Zaonejye yarımadası çevresindeki 1650 adadan biri olan Kiji Adası’nın klâsik Zaonejye kültürünü yansıtan, zengin bir köylü tüccarın 1876 yılında yaptırdığı, ortalama 25 kişiyi barındıran, dışı ahşap oymalarla süslü evinde Aleksi’nin anlattıkları; "…ocağın bulunduğu odanın adı izbe. Burası kışın çok soğuk, -25/30 derece, yazlar çok kısa, bir adam arkadaşına sormuş geçen yaz ne yaptın? Arkadaşı demiş o gün ben uyudum!, izbe en önemli oda… İkona köşesi, altında para kutusu, Tanrı’nın gözleri her şeyi görür, hırsız parayı alamaz… Ortadaki -çok ufak bir oda görünümündeki, bir yanı fırın olarak kullanılan- sobanın arkasındaki yatak yaşlılar ve çocuklar için, altındaki tavuklar da sıcakta memnuniyetle yumurtlarlar… Masa, Tanrı’nın avucu, baba baş köşede, yanında büyük oğlu, çocuklar masa altına girerlerse, masa gibi kısa kalırlar… Dokuma tezgâhı yanında asma beşik annenin kokusunu taşıyan bir elbisesi ile örtülü, çocuk huzurlu… Her şey gerek olacak değil mi?.. Odayı çepeçevre kaplayan yüksek raflar, anne fırından aldığı sıcak kabı oraya koyar, çocuklar dokunmasın diye…" Gergef işleyen geleneksel giysili bir kadının bulunduğu Misafir Odasında "...ayna, porselen, petrol lambası, Singer Dikiş Makinesi… ancak zenginlerin evinde…"

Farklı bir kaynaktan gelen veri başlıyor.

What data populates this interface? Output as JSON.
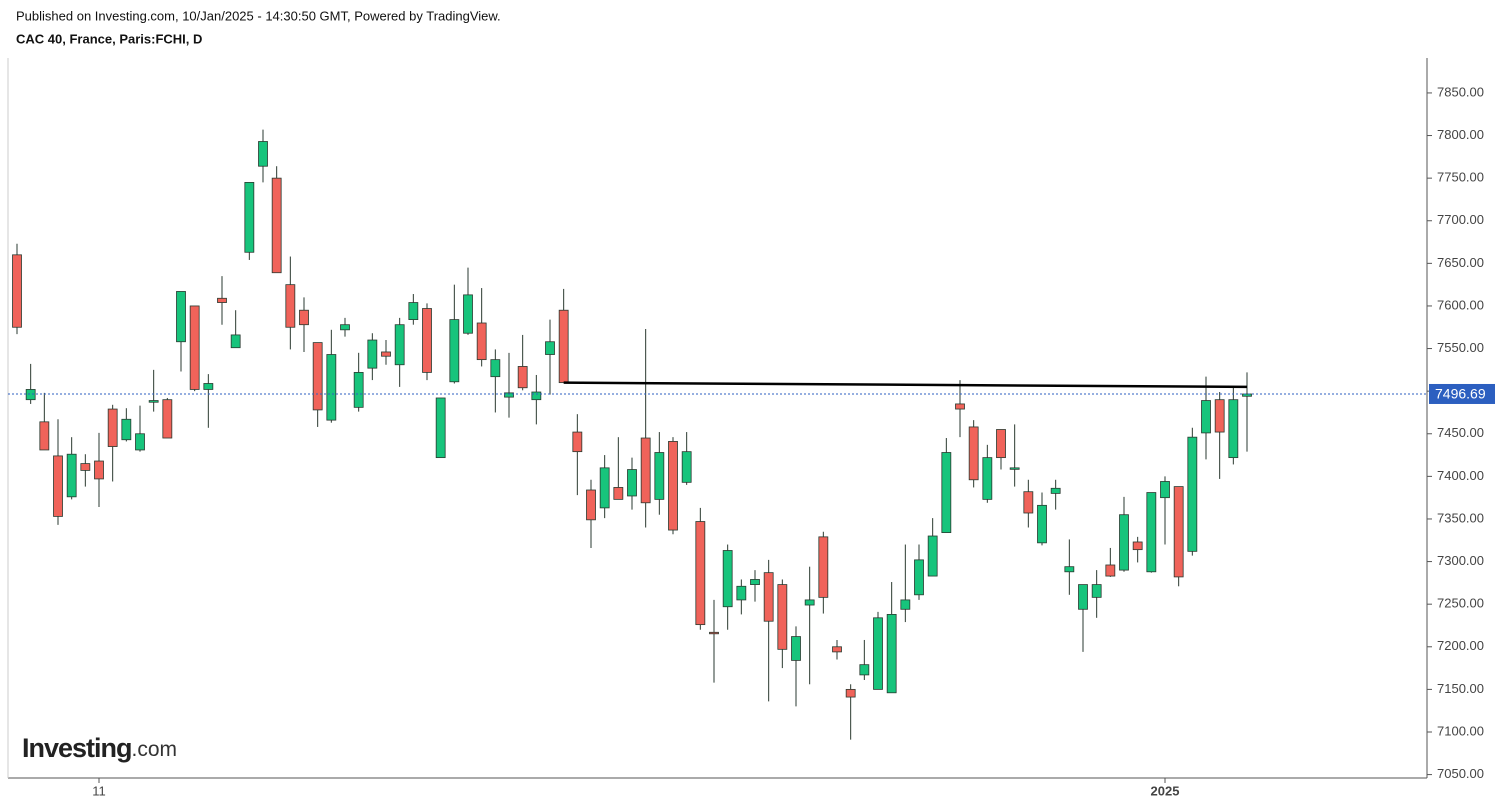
{
  "chart_data": {
    "type": "candlestick",
    "published": "Published on Investing.com, 10/Jan/2025 - 14:30:50 GMT, Powered by TradingView.",
    "title": "CAC 40, France, Paris:FCHI, D",
    "watermark": [
      "Investing",
      ".com"
    ],
    "categories": [
      null,
      null,
      null,
      null,
      null,
      null,
      "11",
      null,
      null,
      null,
      null,
      null,
      null,
      null,
      null,
      null,
      null,
      null,
      null,
      null,
      null,
      null,
      null,
      null,
      null,
      null,
      null,
      null,
      null,
      null,
      null,
      null,
      null,
      null,
      null,
      null,
      null,
      null,
      null,
      null,
      null,
      null,
      null,
      null,
      null,
      null,
      null,
      null,
      null,
      null,
      null,
      null,
      null,
      null,
      null,
      null,
      null,
      null,
      null,
      null,
      null,
      null,
      null,
      null,
      null,
      null,
      null,
      null,
      null,
      null,
      null,
      null,
      null,
      null,
      null,
      null,
      null,
      null,
      null,
      null,
      null,
      null,
      null,
      null,
      "2025",
      null,
      null,
      null,
      null,
      null,
      null
    ],
    "open": [
      7660,
      7490,
      7464,
      7424,
      7376,
      7415,
      7418,
      7479,
      7443,
      7431,
      7487,
      7490,
      7558,
      7600,
      7502,
      7609,
      7551,
      7663,
      7764,
      7750,
      7625,
      7595,
      7557,
      7466,
      7572,
      7481,
      7527,
      7546,
      7531,
      7584,
      7597,
      7422,
      7511,
      7568,
      7580,
      7517,
      7493,
      7529,
      7490,
      7543,
      7595,
      7452,
      7384,
      7363,
      7387,
      7377,
      7445,
      7373,
      7441,
      7393,
      7347,
      7217,
      7247,
      7255,
      7273,
      7287,
      7273,
      7184,
      7249,
      7329,
      7200,
      7150,
      7167,
      7150,
      7146,
      7244,
      7261,
      7283,
      7334,
      7485,
      7458,
      7373,
      7455,
      7409,
      7382,
      7322,
      7380,
      7288,
      7244,
      7258,
      7296,
      7290,
      7323,
      7288,
      7375,
      7388,
      7312,
      7451,
      7490,
      7422,
      7494
    ],
    "high": [
      7673,
      7532,
      7498,
      7467,
      7446,
      7426,
      7451,
      7484,
      7480,
      7483,
      7525,
      7492,
      7617,
      7600,
      7520,
      7635,
      7595,
      7745,
      7807,
      7764,
      7658,
      7610,
      7557,
      7572,
      7586,
      7545,
      7568,
      7560,
      7586,
      7614,
      7603,
      7492,
      7625,
      7645,
      7621,
      7549,
      7545,
      7566,
      7519,
      7584,
      7620,
      7473,
      7396,
      7425,
      7446,
      7422,
      7573,
      7452,
      7446,
      7452,
      7363,
      7255,
      7320,
      7279,
      7290,
      7302,
      7279,
      7224,
      7294,
      7335,
      7208,
      7156,
      7208,
      7241,
      7276,
      7320,
      7320,
      7351,
      7445,
      7513,
      7466,
      7437,
      7455,
      7461,
      7396,
      7381,
      7396,
      7326,
      7273,
      7290,
      7316,
      7376,
      7329,
      7381,
      7400,
      7388,
      7457,
      7517,
      7499,
      7504,
      7522
    ],
    "low": [
      7567,
      7485,
      7431,
      7343,
      7373,
      7388,
      7364,
      7394,
      7441,
      7429,
      7476,
      7445,
      7523,
      7500,
      7457,
      7578,
      7551,
      7654,
      7745,
      7639,
      7549,
      7546,
      7458,
      7463,
      7564,
      7476,
      7513,
      7531,
      7505,
      7578,
      7513,
      7422,
      7509,
      7566,
      7529,
      7475,
      7469,
      7501,
      7461,
      7496,
      7510,
      7378,
      7316,
      7351,
      7373,
      7361,
      7340,
      7355,
      7332,
      7390,
      7220,
      7158,
      7220,
      7238,
      7253,
      7136,
      7175,
      7130,
      7156,
      7239,
      7185,
      7091,
      7161,
      7150,
      7146,
      7229,
      7255,
      7283,
      7334,
      7446,
      7387,
      7369,
      7408,
      7388,
      7340,
      7319,
      7361,
      7261,
      7194,
      7234,
      7282,
      7288,
      7299,
      7287,
      7320,
      7271,
      7307,
      7420,
      7397,
      7414,
      7429
    ],
    "close": [
      7575,
      7502,
      7431,
      7353,
      7426,
      7407,
      7397,
      7435,
      7467,
      7450,
      7489,
      7445,
      7617,
      7502,
      7509,
      7604,
      7566,
      7745,
      7793,
      7639,
      7575,
      7578,
      7478,
      7543,
      7578,
      7522,
      7560,
      7541,
      7578,
      7604,
      7522,
      7492,
      7584,
      7613,
      7537,
      7537,
      7498,
      7504,
      7499,
      7558,
      7510,
      7429,
      7349,
      7410,
      7373,
      7408,
      7369,
      7428,
      7337,
      7429,
      7226,
      7216,
      7313,
      7271,
      7279,
      7230,
      7197,
      7212,
      7255,
      7258,
      7194,
      7141,
      7179,
      7234,
      7238,
      7255,
      7302,
      7330,
      7428,
      7479,
      7396,
      7422,
      7422,
      7410,
      7357,
      7366,
      7386,
      7294,
      7273,
      7273,
      7283,
      7355,
      7314,
      7381,
      7394,
      7282,
      7446,
      7489,
      7452,
      7490,
      7496.69
    ],
    "up_color": "#17c47c",
    "down_color": "#f0635a",
    "wick_color": "#2a3a30",
    "last_price_color": "#2c5fc0",
    "trendline": {
      "start": {
        "index": 40,
        "value": 7510
      },
      "end": {
        "index": 90,
        "value": 7505
      },
      "color": "#000000"
    },
    "ylim": [
      7046,
      7891
    ],
    "yticks": [
      {
        "value": 7050,
        "label": "7050.00"
      },
      {
        "value": 7100,
        "label": "7100.00"
      },
      {
        "value": 7150,
        "label": "7150.00"
      },
      {
        "value": 7200,
        "label": "7200.00"
      },
      {
        "value": 7250,
        "label": "7250.00"
      },
      {
        "value": 7300,
        "label": "7300.00"
      },
      {
        "value": 7350,
        "label": "7350.00"
      },
      {
        "value": 7400,
        "label": "7400.00"
      },
      {
        "value": 7450,
        "label": "7450.00"
      },
      {
        "value": 7500,
        "label": "7500.00"
      },
      {
        "value": 7550,
        "label": "7550.00"
      },
      {
        "value": 7600,
        "label": "7600.00"
      },
      {
        "value": 7650,
        "label": "7650.00"
      },
      {
        "value": 7700,
        "label": "7700.00"
      },
      {
        "value": 7750,
        "label": "7750.00"
      },
      {
        "value": 7800,
        "label": "7800.00"
      },
      {
        "value": 7850,
        "label": "7850.00"
      }
    ]
  }
}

Torna tezgâhını barındıran işlik, balık av malzemeler, birisi bayramlık olmak üzere iki kızak, ineklerin otlamak üzere "hiç sevmemişler", başka adalara götürüldükleri kayık, ambar, tuvalet, alt katta ahır… Teşekkürlere, "o kadar övgüyü hak etmiyorum!" diye karşılık veren Aleksi’den derin bir memnuniyet duygusuyla ayrılıp, adanın ortasından geçerek gemiye doğru yürüyen grubu bir sürpriz karşılar: Küçük çan kulesinde uzun saçlı genç bir adam, elleri ve ayaklarını kullanarak irili ufaklı çanlarla muhteşem güzellikte müzik üretmekte! Kulenin dibinde bir sandalye üzerine konmuş eski bir keman kutusu içine bozuk para bırakırken, besteci/icracı İgor’lardan biriyle karşılaşıp teşekkür ederler.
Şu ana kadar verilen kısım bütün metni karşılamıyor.